You could try putting screen over all the gaps attached with push pins or staples. Just make sure you leave them one exit. Then one night after dusk when they all fly out to eat close up the last hole.


----------



## Paul Thompson (Jul 16, 2007)

A dozen guys with 12 Gage bird shot when they drop out of the eves at dusk is really fun, and helps thin them out. A challenge to hit them indeed.


----------



## bigcountrysg (Oct 9, 2006)

Paul Thompson said:


> A dozen guys with 12 Gage bird shot when they drop out of the eves at dusk is really fun, and helps thin them out. A challenge to hit them indeed.


Is this even legal?


----------



## Paul Thompson (Jul 16, 2007)

I don't know if it is or not, it was forty years ago when we were kids when we shot them. Our old house had 100 fly out of the eves every night in the summer. Some flew around inside too.
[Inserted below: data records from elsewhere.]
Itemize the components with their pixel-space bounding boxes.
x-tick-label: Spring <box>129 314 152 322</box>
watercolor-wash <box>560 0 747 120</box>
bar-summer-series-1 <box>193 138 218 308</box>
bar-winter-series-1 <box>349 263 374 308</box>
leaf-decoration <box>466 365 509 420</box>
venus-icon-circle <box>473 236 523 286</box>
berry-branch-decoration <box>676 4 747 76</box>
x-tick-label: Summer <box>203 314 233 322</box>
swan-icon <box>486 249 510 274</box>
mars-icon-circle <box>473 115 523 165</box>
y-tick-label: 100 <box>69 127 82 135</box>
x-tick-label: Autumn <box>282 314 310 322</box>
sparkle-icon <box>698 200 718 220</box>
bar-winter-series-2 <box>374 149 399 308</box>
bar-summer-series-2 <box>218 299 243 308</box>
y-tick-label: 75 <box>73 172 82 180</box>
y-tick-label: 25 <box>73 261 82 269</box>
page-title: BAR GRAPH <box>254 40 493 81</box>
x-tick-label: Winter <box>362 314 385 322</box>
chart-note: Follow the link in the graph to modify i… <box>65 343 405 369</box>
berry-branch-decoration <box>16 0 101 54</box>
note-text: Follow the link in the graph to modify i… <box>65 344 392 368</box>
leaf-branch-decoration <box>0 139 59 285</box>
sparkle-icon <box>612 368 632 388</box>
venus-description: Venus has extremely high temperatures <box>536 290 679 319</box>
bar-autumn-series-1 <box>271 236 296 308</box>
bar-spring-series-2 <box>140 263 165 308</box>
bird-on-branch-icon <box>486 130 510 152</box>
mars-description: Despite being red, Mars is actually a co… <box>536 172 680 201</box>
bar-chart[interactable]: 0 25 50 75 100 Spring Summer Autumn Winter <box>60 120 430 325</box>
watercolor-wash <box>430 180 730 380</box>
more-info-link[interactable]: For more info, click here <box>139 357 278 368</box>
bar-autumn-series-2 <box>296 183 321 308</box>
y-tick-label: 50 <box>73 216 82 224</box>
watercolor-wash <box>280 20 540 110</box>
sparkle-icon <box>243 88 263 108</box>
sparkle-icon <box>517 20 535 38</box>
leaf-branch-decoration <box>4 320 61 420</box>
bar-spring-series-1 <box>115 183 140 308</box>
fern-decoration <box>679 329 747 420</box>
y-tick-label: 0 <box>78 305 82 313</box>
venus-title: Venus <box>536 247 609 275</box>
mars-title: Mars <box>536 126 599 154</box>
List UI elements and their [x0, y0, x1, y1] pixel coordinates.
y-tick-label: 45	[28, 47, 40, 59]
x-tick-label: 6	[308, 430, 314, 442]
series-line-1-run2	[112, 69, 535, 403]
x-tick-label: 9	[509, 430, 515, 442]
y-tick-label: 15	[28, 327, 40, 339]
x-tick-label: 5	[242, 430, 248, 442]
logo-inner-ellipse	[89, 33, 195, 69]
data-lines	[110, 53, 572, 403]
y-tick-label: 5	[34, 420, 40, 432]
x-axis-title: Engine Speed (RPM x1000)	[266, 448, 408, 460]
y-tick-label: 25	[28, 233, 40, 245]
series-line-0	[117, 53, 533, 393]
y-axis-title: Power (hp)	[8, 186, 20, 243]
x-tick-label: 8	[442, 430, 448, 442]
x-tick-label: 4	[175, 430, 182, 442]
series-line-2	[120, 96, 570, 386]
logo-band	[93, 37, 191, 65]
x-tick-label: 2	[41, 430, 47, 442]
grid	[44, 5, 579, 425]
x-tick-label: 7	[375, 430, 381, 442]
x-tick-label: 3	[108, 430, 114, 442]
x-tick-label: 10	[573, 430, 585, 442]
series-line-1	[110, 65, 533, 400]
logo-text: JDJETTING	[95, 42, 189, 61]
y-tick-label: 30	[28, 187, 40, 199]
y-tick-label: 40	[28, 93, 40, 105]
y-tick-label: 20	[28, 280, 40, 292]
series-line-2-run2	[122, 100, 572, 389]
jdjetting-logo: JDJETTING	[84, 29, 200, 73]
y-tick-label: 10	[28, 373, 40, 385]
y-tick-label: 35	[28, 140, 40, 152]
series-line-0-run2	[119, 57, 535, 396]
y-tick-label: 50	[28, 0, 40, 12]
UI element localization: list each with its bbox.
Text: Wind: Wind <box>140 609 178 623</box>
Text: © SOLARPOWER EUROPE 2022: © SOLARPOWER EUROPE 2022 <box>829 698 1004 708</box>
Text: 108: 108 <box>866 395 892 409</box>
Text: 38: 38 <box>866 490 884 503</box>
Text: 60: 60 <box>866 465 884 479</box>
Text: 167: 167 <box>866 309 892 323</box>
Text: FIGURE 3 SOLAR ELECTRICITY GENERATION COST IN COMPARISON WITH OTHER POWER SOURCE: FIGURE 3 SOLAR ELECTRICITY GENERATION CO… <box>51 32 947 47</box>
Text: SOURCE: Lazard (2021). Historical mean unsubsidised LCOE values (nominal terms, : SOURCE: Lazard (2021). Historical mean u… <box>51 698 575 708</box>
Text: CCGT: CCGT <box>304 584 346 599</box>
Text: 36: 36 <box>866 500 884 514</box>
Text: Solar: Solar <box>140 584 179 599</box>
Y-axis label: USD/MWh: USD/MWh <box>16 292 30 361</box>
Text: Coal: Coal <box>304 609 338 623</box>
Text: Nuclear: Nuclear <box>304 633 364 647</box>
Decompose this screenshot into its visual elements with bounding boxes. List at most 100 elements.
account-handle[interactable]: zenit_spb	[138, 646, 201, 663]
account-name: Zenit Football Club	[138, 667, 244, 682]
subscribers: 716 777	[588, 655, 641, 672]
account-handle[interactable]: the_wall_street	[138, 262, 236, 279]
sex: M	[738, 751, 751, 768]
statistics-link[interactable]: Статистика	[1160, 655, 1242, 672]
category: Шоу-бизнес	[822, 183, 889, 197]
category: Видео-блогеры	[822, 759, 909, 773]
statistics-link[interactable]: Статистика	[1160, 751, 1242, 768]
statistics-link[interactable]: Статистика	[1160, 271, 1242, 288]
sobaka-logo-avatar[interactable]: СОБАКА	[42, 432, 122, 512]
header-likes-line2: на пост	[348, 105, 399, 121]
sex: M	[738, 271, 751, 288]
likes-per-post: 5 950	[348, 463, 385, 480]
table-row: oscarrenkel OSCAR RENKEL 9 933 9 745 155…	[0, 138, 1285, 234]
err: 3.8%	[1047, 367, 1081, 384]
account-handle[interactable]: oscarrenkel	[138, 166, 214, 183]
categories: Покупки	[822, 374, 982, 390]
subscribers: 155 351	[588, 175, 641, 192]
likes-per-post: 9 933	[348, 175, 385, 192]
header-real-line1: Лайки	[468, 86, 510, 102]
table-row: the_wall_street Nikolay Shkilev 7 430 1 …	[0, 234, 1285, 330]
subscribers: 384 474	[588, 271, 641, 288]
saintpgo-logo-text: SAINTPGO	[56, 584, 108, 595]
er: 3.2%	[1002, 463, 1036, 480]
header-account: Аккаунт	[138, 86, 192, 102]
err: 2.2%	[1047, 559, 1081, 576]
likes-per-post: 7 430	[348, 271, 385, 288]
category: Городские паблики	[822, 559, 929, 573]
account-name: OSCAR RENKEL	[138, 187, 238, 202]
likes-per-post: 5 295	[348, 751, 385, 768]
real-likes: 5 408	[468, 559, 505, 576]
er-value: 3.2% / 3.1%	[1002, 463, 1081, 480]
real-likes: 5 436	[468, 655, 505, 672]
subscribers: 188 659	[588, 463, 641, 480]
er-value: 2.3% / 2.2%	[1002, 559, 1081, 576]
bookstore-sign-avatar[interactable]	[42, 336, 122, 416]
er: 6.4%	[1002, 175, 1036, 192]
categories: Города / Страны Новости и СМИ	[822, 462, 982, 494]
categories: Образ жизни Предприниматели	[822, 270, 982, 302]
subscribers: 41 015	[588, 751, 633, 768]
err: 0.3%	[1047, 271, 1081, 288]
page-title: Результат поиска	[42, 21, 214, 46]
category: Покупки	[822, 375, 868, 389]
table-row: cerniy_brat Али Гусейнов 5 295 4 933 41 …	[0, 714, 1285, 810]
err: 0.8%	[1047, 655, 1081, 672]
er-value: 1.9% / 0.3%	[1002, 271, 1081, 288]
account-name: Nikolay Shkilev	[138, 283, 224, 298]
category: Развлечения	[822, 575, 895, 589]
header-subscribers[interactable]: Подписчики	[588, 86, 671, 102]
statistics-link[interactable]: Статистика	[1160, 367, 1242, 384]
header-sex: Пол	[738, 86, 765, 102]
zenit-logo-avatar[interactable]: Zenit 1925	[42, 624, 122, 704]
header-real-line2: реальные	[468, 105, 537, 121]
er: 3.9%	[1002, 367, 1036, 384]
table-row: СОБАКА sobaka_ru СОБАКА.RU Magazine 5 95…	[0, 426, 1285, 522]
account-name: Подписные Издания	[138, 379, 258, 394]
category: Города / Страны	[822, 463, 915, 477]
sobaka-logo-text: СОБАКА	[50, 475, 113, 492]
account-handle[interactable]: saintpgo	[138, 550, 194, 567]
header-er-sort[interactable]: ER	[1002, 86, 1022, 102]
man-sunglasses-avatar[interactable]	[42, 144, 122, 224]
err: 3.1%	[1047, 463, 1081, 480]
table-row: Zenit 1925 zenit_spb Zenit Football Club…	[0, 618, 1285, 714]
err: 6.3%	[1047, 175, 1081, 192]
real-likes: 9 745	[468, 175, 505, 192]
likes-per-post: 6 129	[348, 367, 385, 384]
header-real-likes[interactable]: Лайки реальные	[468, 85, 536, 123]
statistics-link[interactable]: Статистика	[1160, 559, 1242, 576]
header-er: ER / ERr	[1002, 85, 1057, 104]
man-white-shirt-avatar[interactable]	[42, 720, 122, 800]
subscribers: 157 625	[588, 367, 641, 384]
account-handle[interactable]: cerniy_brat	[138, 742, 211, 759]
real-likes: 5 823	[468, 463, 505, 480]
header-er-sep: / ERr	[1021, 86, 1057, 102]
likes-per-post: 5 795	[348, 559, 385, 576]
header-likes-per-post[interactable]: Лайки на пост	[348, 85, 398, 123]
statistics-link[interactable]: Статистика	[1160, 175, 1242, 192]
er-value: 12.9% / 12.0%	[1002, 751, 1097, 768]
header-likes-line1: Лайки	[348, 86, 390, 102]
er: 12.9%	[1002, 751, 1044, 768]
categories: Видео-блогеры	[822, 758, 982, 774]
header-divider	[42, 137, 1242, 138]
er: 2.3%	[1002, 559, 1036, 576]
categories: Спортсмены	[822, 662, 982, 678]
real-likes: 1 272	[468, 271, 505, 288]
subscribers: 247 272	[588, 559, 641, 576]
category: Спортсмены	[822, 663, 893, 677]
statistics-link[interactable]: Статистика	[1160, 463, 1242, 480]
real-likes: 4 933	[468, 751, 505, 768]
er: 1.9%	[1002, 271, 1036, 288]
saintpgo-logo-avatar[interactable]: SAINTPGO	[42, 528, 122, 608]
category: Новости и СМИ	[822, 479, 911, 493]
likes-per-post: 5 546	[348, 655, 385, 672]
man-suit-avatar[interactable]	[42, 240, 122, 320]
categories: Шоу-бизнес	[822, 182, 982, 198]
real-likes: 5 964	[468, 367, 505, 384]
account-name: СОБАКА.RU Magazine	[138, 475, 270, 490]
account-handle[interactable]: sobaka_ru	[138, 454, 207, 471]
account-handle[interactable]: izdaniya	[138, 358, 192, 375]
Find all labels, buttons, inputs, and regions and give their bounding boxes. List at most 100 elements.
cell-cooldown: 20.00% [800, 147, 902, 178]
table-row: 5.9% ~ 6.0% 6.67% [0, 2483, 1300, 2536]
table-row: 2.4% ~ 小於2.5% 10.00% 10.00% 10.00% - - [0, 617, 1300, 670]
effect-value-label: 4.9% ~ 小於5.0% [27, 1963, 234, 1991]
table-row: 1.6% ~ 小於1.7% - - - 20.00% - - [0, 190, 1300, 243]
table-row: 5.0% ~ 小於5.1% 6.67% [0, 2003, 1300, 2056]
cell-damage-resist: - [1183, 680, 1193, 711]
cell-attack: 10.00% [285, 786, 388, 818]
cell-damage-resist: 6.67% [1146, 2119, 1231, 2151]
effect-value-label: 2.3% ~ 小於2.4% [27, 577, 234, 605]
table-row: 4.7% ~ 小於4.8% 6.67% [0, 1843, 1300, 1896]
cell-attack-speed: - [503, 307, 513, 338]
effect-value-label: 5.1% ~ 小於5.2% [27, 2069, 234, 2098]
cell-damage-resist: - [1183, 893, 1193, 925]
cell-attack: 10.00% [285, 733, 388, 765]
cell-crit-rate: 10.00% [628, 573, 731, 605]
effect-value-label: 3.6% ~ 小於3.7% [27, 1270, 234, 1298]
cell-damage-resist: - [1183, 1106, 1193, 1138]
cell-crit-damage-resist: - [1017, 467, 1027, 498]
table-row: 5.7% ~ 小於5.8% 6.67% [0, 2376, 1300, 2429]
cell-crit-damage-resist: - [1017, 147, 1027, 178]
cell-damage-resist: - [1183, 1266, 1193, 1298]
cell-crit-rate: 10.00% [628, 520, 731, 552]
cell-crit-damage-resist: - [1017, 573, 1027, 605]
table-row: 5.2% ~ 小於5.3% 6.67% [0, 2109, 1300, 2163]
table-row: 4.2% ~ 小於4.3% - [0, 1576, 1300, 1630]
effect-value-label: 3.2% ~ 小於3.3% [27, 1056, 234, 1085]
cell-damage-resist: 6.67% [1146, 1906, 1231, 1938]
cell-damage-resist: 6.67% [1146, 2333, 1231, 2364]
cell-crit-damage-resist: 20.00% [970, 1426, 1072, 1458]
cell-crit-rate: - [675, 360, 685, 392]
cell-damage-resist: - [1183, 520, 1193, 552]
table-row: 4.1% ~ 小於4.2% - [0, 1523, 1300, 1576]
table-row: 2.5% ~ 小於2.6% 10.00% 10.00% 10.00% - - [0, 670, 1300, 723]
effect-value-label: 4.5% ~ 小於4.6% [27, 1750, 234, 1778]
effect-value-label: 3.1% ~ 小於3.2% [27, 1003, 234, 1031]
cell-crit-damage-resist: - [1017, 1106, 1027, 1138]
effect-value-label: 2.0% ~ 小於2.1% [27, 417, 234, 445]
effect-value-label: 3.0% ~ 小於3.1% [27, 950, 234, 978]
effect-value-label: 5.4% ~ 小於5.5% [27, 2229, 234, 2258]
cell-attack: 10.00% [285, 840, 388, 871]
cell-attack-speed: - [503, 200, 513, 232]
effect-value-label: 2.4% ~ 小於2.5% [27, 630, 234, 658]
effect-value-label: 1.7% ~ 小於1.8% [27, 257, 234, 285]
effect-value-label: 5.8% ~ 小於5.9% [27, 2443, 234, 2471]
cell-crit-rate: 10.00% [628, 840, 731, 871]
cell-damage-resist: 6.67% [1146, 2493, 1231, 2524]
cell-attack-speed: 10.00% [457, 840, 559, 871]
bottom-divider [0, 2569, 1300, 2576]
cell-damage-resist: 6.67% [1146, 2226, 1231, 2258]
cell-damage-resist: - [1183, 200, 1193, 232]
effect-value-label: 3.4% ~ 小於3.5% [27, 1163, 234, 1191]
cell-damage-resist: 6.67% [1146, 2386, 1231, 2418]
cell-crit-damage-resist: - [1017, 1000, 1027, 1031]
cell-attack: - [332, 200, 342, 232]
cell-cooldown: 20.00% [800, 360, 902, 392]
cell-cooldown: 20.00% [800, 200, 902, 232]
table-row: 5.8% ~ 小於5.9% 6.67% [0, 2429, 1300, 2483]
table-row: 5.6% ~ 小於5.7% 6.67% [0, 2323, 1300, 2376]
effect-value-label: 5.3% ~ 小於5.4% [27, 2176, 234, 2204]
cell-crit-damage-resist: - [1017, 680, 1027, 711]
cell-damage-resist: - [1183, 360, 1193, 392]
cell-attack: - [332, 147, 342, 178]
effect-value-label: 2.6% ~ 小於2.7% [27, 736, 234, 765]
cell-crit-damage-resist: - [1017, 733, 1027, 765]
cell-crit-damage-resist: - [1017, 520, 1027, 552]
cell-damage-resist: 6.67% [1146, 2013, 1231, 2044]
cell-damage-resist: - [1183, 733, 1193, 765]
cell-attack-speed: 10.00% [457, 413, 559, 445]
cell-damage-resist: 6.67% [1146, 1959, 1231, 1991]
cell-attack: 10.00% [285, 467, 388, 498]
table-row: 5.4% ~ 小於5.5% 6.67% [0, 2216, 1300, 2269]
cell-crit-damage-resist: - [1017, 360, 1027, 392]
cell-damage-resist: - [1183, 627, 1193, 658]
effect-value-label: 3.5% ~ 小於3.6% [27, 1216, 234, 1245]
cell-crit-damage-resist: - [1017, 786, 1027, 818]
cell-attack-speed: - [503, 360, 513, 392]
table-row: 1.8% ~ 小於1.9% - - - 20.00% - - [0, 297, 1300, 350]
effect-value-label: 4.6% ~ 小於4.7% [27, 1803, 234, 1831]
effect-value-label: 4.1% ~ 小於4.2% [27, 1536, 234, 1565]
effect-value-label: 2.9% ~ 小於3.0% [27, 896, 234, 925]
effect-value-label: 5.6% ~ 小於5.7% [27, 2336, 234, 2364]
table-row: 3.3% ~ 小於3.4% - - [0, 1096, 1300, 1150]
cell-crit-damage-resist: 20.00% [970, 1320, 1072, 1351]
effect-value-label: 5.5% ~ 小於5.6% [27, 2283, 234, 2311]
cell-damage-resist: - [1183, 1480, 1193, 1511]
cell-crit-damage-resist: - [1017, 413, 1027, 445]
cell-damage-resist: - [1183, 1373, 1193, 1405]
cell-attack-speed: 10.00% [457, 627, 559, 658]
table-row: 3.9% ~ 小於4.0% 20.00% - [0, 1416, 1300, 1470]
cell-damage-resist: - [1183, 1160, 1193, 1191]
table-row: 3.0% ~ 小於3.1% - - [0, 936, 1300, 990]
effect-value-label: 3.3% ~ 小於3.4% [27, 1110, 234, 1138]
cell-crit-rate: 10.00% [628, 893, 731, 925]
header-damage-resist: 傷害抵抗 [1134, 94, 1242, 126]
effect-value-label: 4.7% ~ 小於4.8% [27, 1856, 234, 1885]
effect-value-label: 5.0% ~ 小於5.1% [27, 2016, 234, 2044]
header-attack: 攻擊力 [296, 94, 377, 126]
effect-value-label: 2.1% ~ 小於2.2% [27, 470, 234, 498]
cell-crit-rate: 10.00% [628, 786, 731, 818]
We used tennis rackets inside though.


----------



## wally-eye (Oct 27, 2004)

I think they are protected now..............we also used to shoot them all the time back in the early 60s...........sure was a challenge.

As far as the attic............two "hungry cats" put in the attic for a day or two will keep them at bay.....for a while anyways.


----------



## spiritofthewild_06 (Mar 20, 2007)

Madduck98 said:


> You could try putting screen over all the gaps attached with push pins or staples. Just make sure you leave them one exit. Then one night after dusk when they all fly out to eat close up the last hole.


 This is about the only true way to get rid of them. Dryer sheets and moth balls don't really do a good job. As for your bat house, they like to roost in them sometimes, but why live in a condo, when they can live in a penthouse(your attic)! My uncle does wildlife control specializing in bats, I can give you his contact number if you want to pm me. It's not a cheap fix however...


----------



## Big Reds (Oct 14, 2007)

Bats in the attic huh?! Sounds like a personal problem....haha. Just kiddin. Sonic devices sounds like your best bet for your situation.


----------



## 22 Chuck (Feb 2, 2006)

After agging some it is not recommended that one handle them-even touching. RABIES.


----------